Teen Pregancy Prevention Subcommittee

  •  Distributed training curriculum and resources to six pediatric practices in the Greater Lowell area on best practices for adolescent reproductive health and addressing confidentiality.
  • Collaborated with Massachusetts organizations to get clarification on the role of mandated reporters in reporting cases of underage sex. As a result, Massachusetts law enforcement officials (the Attorney General and the Middlesex District Attorney) have recently launched an on-line training for mandated reporters. While recognizing that mandated reporting is an important tool for addressing sexual abuse and assault, this training acknowledges that not all under-age teen sex must be reported to the state Department of Children and Families (DCF). Available at: http://51a.middlesexcac.org/.
  • Merged meetings of the Teen Pregnancy Prevention Subcommittee and the Maternal Child Health Task Force, breaking off into working groups when projects arise.

Delaying the Second Pregnancy in Teen Mothers Project Subcommittee

  • Officially launched the program on July 1, 2016.
  • Trained home visitor supervisors and program directors, purchased the syllabus and tools from a “focus on youth” organization in Chicago, and developed tools for program evaluation.
  • Enrolled six teen mothers in the home visit program.
  • Engaged in collaboration with the Michael B. Christensen Community & Family Support Center, Greater Lawrence Community Action Council, Inc., which provides similar services in the community.

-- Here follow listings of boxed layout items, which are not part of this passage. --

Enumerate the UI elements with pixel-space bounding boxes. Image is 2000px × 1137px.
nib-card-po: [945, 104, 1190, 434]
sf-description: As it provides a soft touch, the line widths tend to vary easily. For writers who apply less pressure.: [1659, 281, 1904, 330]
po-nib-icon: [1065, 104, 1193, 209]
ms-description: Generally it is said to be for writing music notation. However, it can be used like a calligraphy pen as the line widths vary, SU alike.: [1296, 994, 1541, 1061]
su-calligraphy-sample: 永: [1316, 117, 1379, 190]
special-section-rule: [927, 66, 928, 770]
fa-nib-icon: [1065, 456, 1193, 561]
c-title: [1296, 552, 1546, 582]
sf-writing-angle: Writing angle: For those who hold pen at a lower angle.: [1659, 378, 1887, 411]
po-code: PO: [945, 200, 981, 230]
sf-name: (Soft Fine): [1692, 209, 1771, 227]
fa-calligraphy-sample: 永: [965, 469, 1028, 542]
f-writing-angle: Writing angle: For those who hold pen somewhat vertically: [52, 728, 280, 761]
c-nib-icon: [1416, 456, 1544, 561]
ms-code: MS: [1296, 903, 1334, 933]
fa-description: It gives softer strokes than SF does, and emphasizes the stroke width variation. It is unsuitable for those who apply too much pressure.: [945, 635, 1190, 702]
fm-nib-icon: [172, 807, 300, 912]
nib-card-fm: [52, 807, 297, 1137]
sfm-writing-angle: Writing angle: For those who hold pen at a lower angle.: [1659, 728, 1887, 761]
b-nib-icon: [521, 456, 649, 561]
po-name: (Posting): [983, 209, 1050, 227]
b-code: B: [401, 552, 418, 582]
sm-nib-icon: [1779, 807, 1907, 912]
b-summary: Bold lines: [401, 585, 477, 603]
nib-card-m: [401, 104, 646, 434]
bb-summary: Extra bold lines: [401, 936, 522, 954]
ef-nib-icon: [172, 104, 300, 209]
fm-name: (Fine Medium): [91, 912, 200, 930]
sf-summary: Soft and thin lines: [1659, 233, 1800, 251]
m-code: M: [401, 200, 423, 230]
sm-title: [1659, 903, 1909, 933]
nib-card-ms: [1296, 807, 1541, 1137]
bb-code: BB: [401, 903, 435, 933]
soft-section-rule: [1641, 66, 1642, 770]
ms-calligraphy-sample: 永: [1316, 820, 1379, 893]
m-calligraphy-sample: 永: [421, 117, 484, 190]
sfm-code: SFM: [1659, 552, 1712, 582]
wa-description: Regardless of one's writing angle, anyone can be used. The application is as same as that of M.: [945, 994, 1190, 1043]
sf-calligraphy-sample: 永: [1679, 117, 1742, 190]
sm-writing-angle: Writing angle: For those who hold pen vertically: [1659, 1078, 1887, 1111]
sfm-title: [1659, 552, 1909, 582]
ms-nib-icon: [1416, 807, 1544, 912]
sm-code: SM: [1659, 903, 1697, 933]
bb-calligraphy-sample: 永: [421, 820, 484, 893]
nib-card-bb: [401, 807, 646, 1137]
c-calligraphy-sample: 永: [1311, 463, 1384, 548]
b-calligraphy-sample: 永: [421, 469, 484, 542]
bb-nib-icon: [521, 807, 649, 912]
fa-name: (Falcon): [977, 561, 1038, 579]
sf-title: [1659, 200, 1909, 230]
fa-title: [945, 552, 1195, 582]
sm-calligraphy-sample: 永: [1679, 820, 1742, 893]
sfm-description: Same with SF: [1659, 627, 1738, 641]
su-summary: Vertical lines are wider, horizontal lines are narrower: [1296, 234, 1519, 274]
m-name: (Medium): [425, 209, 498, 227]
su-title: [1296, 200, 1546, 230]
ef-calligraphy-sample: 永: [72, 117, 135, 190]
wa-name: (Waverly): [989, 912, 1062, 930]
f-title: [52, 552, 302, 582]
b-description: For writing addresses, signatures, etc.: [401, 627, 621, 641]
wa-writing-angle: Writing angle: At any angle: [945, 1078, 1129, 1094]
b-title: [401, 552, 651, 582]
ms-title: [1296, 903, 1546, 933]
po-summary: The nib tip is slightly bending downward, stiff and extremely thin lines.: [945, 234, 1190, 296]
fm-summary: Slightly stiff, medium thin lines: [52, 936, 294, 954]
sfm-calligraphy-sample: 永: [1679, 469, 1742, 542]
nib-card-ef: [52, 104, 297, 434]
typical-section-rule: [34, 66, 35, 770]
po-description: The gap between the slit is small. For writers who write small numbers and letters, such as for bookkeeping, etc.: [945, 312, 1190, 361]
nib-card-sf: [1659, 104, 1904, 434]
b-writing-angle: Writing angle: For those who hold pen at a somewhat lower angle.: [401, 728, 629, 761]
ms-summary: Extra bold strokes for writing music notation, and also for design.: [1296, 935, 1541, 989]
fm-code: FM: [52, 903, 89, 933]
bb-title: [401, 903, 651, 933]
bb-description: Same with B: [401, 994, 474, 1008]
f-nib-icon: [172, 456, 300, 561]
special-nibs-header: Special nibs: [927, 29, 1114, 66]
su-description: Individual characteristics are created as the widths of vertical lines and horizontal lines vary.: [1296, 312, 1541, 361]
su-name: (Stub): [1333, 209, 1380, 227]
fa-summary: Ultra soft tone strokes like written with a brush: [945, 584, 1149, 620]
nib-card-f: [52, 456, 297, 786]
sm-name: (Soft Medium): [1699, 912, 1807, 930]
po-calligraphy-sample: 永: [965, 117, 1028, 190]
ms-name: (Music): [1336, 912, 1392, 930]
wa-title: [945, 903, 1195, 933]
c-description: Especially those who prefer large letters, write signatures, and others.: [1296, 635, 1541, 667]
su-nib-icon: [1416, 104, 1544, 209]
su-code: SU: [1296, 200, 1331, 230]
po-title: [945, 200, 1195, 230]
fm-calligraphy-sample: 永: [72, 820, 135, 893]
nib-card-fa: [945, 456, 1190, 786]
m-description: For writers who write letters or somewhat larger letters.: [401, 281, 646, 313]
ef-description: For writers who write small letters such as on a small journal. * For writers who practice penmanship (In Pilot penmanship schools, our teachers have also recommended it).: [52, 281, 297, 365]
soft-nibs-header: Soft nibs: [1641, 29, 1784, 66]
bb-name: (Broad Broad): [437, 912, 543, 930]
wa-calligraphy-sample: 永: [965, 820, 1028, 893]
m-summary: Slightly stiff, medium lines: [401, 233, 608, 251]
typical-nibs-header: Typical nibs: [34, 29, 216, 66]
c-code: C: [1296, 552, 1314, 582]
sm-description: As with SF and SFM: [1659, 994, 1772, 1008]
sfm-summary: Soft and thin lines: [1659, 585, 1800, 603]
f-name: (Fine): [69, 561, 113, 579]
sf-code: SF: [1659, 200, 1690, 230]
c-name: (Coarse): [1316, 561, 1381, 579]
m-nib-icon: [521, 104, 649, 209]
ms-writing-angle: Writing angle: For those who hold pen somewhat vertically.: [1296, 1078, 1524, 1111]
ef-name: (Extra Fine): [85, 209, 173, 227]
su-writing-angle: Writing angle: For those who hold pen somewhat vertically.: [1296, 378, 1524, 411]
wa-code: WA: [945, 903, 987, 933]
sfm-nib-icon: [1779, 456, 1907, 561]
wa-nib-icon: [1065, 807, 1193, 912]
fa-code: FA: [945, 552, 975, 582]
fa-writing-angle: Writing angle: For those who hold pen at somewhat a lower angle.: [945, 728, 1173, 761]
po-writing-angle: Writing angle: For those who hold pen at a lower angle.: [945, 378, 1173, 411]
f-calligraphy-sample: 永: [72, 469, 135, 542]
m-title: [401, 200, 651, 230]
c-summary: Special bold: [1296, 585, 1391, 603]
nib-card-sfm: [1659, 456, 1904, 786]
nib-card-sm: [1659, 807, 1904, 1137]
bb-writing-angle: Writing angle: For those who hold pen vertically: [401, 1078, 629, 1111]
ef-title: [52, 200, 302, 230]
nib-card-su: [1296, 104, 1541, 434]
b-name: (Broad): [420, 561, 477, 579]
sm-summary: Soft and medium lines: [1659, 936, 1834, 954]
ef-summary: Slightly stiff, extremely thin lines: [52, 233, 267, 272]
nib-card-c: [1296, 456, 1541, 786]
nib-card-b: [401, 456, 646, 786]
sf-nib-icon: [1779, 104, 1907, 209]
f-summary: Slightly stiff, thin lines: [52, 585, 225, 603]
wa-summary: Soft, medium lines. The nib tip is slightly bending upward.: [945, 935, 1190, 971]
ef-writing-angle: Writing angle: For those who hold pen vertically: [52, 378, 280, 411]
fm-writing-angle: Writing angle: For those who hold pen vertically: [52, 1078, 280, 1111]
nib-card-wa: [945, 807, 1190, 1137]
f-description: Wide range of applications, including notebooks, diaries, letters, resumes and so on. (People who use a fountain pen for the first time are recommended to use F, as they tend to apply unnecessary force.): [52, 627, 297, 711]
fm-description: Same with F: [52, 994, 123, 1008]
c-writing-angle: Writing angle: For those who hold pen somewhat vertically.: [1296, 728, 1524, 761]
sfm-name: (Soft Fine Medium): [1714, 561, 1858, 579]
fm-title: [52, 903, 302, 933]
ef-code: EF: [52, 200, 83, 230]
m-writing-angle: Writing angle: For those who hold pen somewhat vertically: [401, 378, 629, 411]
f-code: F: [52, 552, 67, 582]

Perinatal Mental Health Coalition (formerly MotherWoman of Lowell)

  • Launched a new “Moms Connected” free support group for pregnant and post-partum mothers.
  • Participated in an “Advanced Training for Leaders: The Community-Based Perinatal Support Model for Mothers” on September 22, 2016 in Worcester, highlighting the work of the Mom2Be site.
  • Hosted three film screenings of “Dark Side of the Full Moon,” a documentary on maternal mental health, for practitioners in May and June.
    •  Lowell General Hospital: offered CEUs and MEUs, with nearly 40 participants.
    • Lowell Community Health Center: two showings, with twenty practitioners at each viewing.